Utanmak gerek

AKP, ekonomide kendisini başarılı göstermek için devamlı olarak rakamları eğip büküyor, geriye dönük hesaplamalarla milli gelir rakamlarını değiştiriyor, işine geldiği gibi kullanıyor.
Bu politika AKP'nin tercihi olabilir ve millet bu palavraları yuttuğu sürece bu oyunu sürdürebilirler.Nitekim eğer seçim sandıklarına bilgisayar yoluyla cemaatin CIA damgalı militanlarının eli değmemişse(!), yandık, öldük, bittik, açız diye bağıran emekli-çiftçi- köylü-işçi-işsiz-gençler ve özellikle kadınlar koşa koşa AKP'ye oy verdiler. Onların bileceği iş, ne demişler, kendi düşen ağlamazmış…

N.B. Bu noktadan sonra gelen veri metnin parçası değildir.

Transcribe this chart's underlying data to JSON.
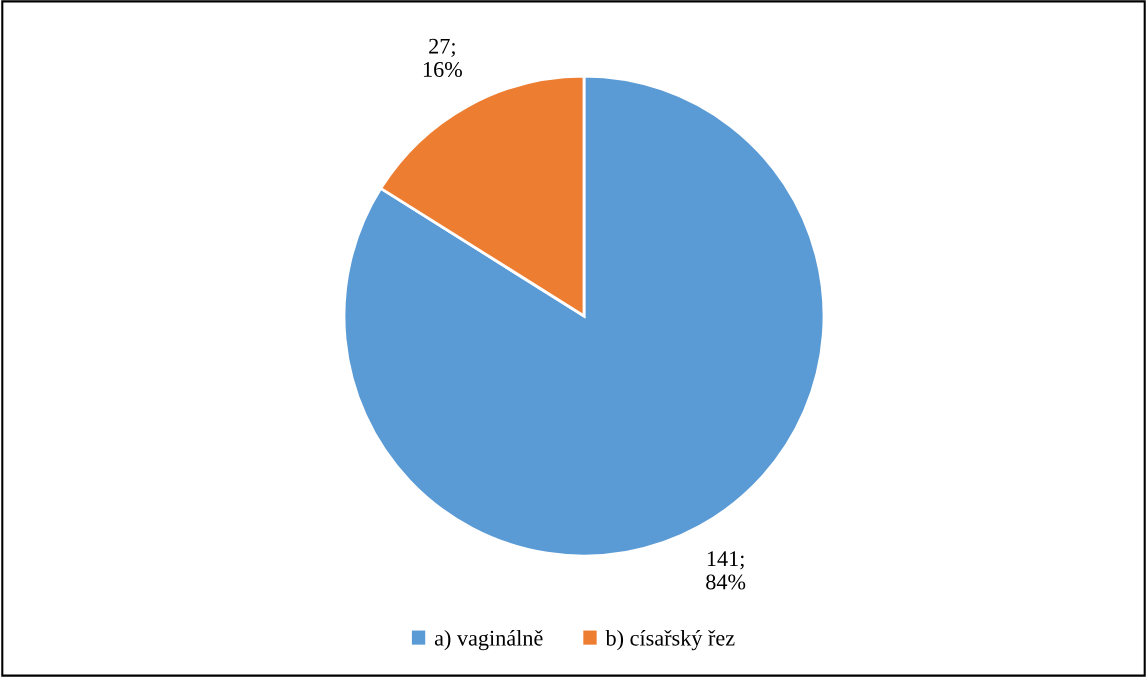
{
  "chart_data": {
    "type": "pie",
    "categories": [
      "a) vaginálně",
      "b) císařský řez"
    ],
    "values": [
      141,
      27
    ],
    "colors": [
      "#5b9bd5",
      "#ed7d31"
    ],
    "value_labels": [
      "141;\n84%",
      "27;\n16%"
    ],
    "legend": "bottom"
  }
}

Benim kafama takılan esas konu şudur;
Türk Milletine yıllarca Başbakan, Ekonomiden Sorumlu Bakan, Hazine Müsteşarı, DPT Müsteşarı, Maliye Müsteşarı olarak hizmet etmiş ve halen Türkiye gerçeğini çok iyi bilen ve ekonomideki rakamları yakından takip eden kişilerin kuzuların sessizliğine bürünmeleridir . Niçin konuşmazlar, kimden korkarlar, anlamam mümkün değil…
İş, yine başa düştü;
AKP'nin Ekonomideki mükemmelliği(!) anlatmak için verdiği örneklerden üçü şudur;
*Milli Gelir 2002 de 230 Milyar Dolar iken, 2010 da 735 Milyar Dolar oldu.

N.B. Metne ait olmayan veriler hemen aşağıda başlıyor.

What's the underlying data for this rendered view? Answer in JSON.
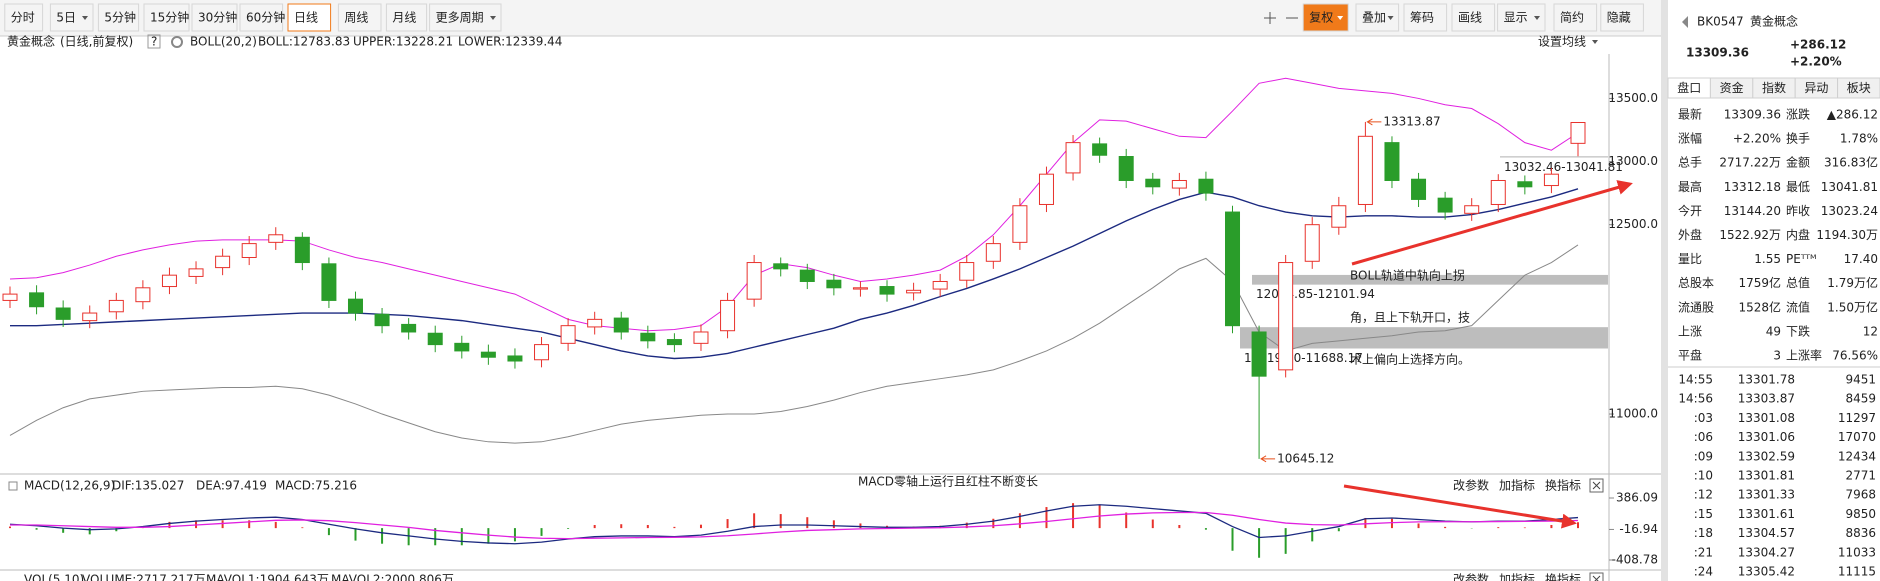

*Kişi başına milli gelir 2002 de 3.492 Dolar iken, 2010 da 10.079 Dolar oldu.
*İhracat patlaması yaptık..

(Kafası çalışanlar, bir bu rakamlara bakıyorlar, bir de ceplerine. Bırak artışı, eldekiler de uçmuş,cepler bomboş)
AKP gibi rakamları çarpıtırsanız, rakamsal olarak bu sonucu elde edersiniz. Fakat bu rakamlar GERÇEĞİ ifade etmez. Çünkü;
AKP'nin ekonomik kurmayları gibi döviz cinsi milli gelir rakamlarından söz edenler, cari fiyatla(enflasyonlu fiyatla) hesaplandıktan sonra cari döviz kuru ile( o yılın ortalama dolar fiyatı) dolara çevrilen rakamlara dayanarak bunları söylüyorlar. Halbuki;
*Cari fiyat, enflasyonla şişmiş fiyattır. İki yılın fiyatı birbiriyle karşılaştırılamaz.
*Doların fiyatı çeşitli etkenlerle değişir.Dolar değerindeki değişim, ülkedeki enflasyon oranı ile uyumlu olamaz. Dolardaki başka etkenlerle olacak değişiklikler sonucu, doların değer kaybetmesi veya kazanması hesapları alt üst eder.
*TÜİK, 2007 yılında dolar ile yapılan hesaplamalarda geriye dönük olarak, milli gelir rakamlarını değiştirdi. İleriye dönük olarak milli gelir rakamlarını büyüttü. Dolar ile yepyeni bir milli gelir serisi ortaya çıktı.
Milli Gelirin GERÇEK anlamda nasıl arttığı, eksildiği, sabit fiyatlara dayalı olarak hesaplanır. Bu hesabı da devletin istatistik kurumu (TÜİK) yapar.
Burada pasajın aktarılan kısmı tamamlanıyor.